And then, as those stern-faced, watching, listening men, rifles in hand, almost side by side, waited there, out from behind this bend shot a canoe.
“My God, it’s Pete Bolduc! Look out!” almost yelled Levi, and “Halt! Surrender!” from Hersey, as two rifles were levelled at the oncomer. Then one instant’s sight of a red and scarred face, a quick reach for a rifle, a splash of water, an overturned canoe, and with a curse the astonished half-breed dived into the undergrowth.
Two rifles spoke almost at the same instant from the waiting canoes, one answered from out the thicket.

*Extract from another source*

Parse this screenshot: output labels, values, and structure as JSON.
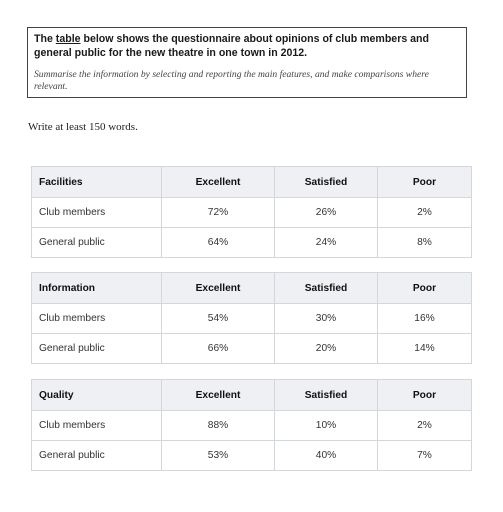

A thrashing, struggling something in the filled canoe next caught all eyes, and Levi, leaping into the waist-deep stream, grasped and lifted a dripping form.
It was Chip!
A brief yet bloodless tragedy, all over in less time than the telling; yet a lifetime of horror had been endured by that waif, for as Levi bore her to the bank, cut the thongs that bound her, and freed her mouth from a pad of deerskin, she grasped his hand and kissed it.
And then came another surprise; for down a sloping, thick-grown hillside, something was heard thrashing, and soon Old Tomah, his clothing in shreds, his face bleeding, appeared to view.
Calculating to a nicety where he could best intercept and head off the escaping half-breed, he had crossed four miles of pathless undergrowth in less than an hour, and reached the stream at the nearest point after it left the lake.
How Chip, still sobbing from the awful agony of mind, and dripping water as well, greeted Old Tomah; how Hersey, chagrined at the escape of the half-breed, gave vent to muttered curses; how Martin joined them in thought; and how they all gathered around Chip and listened to her tale of horror, are but minor features of the episode, and not worth the telling.
When all was said and done, Old Tomah, grim and silent as ever, although he had done what no white man could do or would try to do, washed his bloody face in the stream, drank his fill of the cool water, and lifting Pete’s half-filled canoe as easily as if it were a shingle, tipped it, turned the water out, and set it on the sloping bank.
“Me take you back and watch you now,” he said to Chip. “You no get caught again.”